Asy-Syarqawy berkomentar dalam Hasyiyah At-Tahriir: Pernikahan
terkadang hukumnya wajib, misalnya: ketika pernikahan menjadi satu-satunya
jalan (alternatif) untuk menghindari perzinahan; atau ketika seorang suami menceraikan
istri yang mempunyai hak giliran (namun belum dipenuhi). Terkadang pernikahan
hukumnya Khilaful Aula (kurang baik), misalnya bagi orang yang
menginginkan pernikahan, namun dia tidak mempunyai biaya pernikahan. Orang
seperti ini hendaknya memecah keinginan menikahnya dengan banyak berpuasa. Jika
hasrat menikah tidak bisa dipecahkan oleh puasa, maka dia tidak boleh memecah
nafsu syahwatnya dengan kapur (onani), dsb. Akan tetapi hendaknya dia menikah
dengan tujuan 'iffah (menjaga diri dari dosa). Terkadang pernikahan
dimakruhkan seperti orang yang mempunyai keinginan untuk menikah, namun dia
tidak mempunyai biaya nikah; atau dia mempunyai biaya nikah, akan tetapi
mempunyai penyakit seperti: pikun dan impoten; bahkan pernikahan terkadang hukumnya
haram, misalnya: menikahi orang yang haram dinikahi.
Ke-3
Tidak disunnahkan pernikahan kecuali dengan orang yang taat
beragama; berdasarkan Hadits yang diriwayatkan oleh Abu Hurairah RA bahwasanya
Nabi SAW bersabda: Wanita dinikahi karena 4 hal, yaitu: hartanya, pangkatnya, kecantikannya,
dan agamanya.
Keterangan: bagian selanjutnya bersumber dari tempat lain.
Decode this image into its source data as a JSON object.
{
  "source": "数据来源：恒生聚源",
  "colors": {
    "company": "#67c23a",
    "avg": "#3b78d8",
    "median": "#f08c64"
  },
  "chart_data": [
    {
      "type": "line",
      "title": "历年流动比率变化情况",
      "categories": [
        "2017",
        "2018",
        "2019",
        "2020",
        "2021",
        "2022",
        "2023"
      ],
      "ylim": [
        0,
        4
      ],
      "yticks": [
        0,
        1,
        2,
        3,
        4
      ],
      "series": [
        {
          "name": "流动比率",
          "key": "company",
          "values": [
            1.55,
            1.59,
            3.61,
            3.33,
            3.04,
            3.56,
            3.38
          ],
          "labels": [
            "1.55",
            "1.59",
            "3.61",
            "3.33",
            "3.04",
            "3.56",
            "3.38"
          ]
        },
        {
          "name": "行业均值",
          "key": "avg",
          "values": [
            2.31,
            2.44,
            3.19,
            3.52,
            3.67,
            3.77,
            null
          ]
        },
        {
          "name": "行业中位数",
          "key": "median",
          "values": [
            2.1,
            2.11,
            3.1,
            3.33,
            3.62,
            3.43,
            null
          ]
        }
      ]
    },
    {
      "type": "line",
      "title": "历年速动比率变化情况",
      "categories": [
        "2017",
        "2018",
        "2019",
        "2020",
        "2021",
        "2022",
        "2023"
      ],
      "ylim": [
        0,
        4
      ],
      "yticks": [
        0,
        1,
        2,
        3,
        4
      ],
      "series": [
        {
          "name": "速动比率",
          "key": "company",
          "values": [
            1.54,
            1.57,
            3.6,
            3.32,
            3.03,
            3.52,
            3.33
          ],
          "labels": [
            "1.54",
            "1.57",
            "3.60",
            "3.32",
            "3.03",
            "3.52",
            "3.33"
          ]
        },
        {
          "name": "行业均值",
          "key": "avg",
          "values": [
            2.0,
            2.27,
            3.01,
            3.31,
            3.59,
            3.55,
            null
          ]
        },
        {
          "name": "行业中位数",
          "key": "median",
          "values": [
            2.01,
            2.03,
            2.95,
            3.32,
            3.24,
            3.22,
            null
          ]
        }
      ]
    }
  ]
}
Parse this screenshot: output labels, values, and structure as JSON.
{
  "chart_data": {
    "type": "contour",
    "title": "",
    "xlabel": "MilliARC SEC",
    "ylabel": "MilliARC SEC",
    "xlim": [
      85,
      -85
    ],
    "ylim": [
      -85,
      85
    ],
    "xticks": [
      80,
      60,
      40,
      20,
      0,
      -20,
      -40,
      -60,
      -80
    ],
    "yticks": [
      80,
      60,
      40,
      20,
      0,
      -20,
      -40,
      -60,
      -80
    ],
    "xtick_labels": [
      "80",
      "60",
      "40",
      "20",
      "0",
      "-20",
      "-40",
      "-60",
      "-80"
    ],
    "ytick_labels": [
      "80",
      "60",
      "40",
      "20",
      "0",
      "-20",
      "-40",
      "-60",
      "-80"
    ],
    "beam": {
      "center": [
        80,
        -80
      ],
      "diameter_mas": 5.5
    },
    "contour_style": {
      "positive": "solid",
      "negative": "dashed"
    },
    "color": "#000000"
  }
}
Menikahlah dengan orang yang taat beragama, maka engkau akan memperoleh
banyak barokah. Yang dimaksud dengan sabda Nabi SAW di atas, bahwa yang patut
untuk dinikahi adalah orang yang taat beragama dan dapat menjaga harga diri. Hendaknya
agama dijadikan sebagai tolak ukur utama dalam segala sesuatu, apalagi dalam
perkara yang berjangka panjang (seperti pernikahan). Nabi SAW memerintahkan kita
untuk menikah dengan orang yang taat beragama; karena taat beragama merupakan
tujuan utama (dalam membina rumah tangga). Dalam Hadits Abdullah bin 'Amr yang
diriwayatkan oleh Ibnu Majah secara marfu' kepada Rasulullah SAW: Janganlah
kalian menikahi wanita karena kecantikannya; karena bisa jadi kecantikan akan
membinasakannya. Janganlah kalian menikahi wanita karena hartanya, hartanya
akan membuat dia semena-mena. Aka tetapi menikahlah dengan wanita yang taat
beragama. Seorang budak wanita yang cacat namun taat beragama, lebih utama dari
pada wanita cantik yang tidak taat beragama.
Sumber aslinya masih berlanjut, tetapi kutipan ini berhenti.